There’s that part of me that’s a huge fan of Radiohead, Coldplay, Sigur Ros—all that kind of stuff. And then the Strokes, Foo Fighters, Nirvana—all the stuff that I’ve written in the past that has a little bit more of that side of rock that I’ve never felt okay releasing because it is so different from the way I write with Underoath. Now, I feel like those restrictions have been lifted. I can do all my heavy stuff with one band and I can experiment and go crazy with the other.
That’s really been exciting for me to finally feel free, because when Underoath had broken up—even though Sleepwave was a different band—I didn’t feel free.
I felt there were parts that I needed to keep in.
Part of you felt obligated to make something heavy.

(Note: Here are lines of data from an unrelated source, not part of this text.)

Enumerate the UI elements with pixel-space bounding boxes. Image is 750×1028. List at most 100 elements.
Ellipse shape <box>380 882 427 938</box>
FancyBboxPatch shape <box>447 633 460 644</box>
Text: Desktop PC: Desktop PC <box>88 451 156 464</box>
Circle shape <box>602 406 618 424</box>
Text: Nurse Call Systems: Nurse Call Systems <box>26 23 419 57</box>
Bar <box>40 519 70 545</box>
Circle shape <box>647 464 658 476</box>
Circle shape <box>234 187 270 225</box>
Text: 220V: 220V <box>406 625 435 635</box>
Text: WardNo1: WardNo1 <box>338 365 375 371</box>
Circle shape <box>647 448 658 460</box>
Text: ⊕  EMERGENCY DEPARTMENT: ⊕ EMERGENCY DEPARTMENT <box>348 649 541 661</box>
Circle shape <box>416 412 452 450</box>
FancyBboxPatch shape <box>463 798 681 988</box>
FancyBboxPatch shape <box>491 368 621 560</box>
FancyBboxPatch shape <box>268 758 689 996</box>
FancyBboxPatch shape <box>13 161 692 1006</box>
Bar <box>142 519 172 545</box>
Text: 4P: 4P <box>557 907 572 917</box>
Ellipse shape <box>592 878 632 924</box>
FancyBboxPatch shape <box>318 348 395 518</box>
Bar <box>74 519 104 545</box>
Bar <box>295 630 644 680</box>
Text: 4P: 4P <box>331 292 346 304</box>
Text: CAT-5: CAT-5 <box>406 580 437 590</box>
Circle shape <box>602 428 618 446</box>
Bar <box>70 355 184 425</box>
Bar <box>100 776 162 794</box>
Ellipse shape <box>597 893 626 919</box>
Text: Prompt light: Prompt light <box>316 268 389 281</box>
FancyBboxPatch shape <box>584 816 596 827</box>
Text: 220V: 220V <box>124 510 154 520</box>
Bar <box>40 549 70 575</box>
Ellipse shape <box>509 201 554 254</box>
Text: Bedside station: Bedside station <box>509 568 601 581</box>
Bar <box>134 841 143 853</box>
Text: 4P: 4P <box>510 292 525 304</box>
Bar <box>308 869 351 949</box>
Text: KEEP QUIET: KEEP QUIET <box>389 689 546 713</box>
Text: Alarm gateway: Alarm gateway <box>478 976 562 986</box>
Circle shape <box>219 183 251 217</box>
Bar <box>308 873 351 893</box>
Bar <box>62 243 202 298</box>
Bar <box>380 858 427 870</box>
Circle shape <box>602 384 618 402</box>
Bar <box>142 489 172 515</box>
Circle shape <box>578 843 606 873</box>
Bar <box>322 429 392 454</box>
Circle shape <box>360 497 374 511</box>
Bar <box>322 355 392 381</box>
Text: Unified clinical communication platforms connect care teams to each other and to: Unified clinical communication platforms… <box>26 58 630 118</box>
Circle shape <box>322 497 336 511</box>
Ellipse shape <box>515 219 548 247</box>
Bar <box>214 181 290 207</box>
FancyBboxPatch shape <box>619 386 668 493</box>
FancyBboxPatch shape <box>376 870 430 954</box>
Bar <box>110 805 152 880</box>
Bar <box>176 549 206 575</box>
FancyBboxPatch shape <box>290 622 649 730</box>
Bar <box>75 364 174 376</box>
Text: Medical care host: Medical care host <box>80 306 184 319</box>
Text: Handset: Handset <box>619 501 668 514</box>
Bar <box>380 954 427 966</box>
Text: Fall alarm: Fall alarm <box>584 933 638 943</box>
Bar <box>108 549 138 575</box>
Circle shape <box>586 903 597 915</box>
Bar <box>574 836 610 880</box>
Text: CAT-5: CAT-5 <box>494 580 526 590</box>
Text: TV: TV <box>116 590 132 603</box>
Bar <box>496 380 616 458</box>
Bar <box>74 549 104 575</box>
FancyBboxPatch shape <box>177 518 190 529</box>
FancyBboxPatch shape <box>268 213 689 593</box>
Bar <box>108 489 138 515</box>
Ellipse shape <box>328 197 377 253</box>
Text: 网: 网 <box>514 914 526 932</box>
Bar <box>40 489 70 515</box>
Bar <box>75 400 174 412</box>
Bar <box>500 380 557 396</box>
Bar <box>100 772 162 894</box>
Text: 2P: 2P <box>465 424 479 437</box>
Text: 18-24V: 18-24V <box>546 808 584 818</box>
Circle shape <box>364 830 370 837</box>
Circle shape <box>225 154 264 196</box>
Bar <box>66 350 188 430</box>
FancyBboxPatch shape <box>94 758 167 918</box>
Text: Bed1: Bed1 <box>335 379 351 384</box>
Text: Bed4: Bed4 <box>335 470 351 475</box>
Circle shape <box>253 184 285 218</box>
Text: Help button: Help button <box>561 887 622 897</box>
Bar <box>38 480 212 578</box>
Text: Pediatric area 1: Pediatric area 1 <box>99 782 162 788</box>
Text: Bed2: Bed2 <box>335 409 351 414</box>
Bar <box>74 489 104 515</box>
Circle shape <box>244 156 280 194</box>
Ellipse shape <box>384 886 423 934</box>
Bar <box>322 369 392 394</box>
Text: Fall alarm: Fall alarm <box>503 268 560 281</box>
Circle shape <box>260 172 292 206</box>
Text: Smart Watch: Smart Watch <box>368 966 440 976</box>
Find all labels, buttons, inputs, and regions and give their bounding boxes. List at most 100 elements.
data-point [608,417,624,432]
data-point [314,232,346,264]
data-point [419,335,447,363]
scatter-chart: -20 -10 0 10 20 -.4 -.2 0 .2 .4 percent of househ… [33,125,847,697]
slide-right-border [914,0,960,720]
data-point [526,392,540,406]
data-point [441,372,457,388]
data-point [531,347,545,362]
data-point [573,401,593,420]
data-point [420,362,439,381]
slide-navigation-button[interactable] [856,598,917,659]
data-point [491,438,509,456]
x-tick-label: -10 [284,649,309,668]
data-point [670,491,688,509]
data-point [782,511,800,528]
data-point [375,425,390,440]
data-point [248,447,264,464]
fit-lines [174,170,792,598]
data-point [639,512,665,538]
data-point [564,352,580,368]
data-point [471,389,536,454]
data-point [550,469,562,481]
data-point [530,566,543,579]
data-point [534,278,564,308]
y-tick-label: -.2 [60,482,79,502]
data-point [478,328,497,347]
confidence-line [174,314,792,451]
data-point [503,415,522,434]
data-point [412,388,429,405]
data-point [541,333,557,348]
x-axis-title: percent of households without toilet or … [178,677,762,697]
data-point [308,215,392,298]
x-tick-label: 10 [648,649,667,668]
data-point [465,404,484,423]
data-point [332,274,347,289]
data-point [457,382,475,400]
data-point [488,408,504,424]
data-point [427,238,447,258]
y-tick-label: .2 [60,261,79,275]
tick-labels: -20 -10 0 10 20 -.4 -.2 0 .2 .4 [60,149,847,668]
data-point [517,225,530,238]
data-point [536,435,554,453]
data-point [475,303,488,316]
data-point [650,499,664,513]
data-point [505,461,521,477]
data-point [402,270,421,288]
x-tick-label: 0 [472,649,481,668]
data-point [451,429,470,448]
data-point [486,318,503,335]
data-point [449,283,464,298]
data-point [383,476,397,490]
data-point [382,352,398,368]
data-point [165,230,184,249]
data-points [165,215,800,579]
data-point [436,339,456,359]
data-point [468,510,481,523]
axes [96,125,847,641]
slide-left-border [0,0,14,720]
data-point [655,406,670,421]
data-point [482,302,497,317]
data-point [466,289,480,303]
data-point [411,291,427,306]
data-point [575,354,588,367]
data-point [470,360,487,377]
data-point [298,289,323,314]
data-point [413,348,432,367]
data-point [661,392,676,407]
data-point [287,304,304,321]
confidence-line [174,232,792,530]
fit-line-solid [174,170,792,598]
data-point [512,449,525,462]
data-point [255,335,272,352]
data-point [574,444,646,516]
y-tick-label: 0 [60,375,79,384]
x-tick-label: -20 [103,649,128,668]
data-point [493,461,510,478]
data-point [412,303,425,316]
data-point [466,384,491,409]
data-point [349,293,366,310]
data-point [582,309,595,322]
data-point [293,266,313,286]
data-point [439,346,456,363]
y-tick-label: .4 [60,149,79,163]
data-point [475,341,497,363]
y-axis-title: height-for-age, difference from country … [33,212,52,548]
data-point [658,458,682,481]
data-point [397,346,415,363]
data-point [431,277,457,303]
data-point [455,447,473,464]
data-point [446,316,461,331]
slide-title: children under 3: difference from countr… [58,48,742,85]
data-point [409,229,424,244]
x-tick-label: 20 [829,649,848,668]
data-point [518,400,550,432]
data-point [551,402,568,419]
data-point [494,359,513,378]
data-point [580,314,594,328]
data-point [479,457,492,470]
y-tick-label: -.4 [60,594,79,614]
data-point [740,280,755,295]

Yeah, and that Sleepwave record isn’t very heavy, and the way it was mixed and all that stuff, I wasn’t very happy with [it]—you know how first records go—but I was still holding on to something. And now I feel like I can just have fun with it. I think it’s going in a more lighter, artsy-rock direction and Underoath will continue to be heavy.
I really wanted to get [Sleepwave’s new] record out this year, but I was talking with management and friends of management, and we were like, “You know what? Fuck a timeline.” I’m gonna write until I’m really happy with this record and it’ll come out when it comes out. It’ll be either late 2016 or early 2017, I’m sure, but I’m just over [timelines]. And I’m not being lazy—I’m writing more songs for this Sleepwave record than I ever have, and I’m diving deeper because I feel so free. I wanna meet the right producer; I’m gonna release it under a different label—I wanna do it right this time.
[Regarding] some of the songs I wrote before the [Underoath’ tour: I don’t know if they’ll make it on the record because I have such a different headspace now. That Underoath tour was more than just, “Oh, yay, I’m with my friends again.” My mind is just really clear; I can just be in the music now.
Underoath getting back together ultimately helped Sleepwave.
Absolutely. I’m really excited to do more Underoath tours and make more Underoath music, as well, just like I will with Sleepwave. I’ve always been very clear: Underoath will always gonna be what got me where I am, so I’m never gonna neglect that. I’m always gonna be here for that and any time there’s a tour that makes sense—we’re gonna do it. But in the spare time, I’m going to work on Sleepwave stuff and just have fun playing music.
You mentioned you’re going to put out the next Sleepwave record under a new label, not Epitaph?
Yeah, I just did a one-off with Epitaph. Y’know, we just didn’t see things on the same page. It was just kinda like a trial thing for me. There was a lot of miscommunication—I think they’re a great label and they’re great people—but it just is what it is. I don’t know if there is the “right” label out there for anyone, but if you have an opportunity to try something else out, you might as well try it. alt.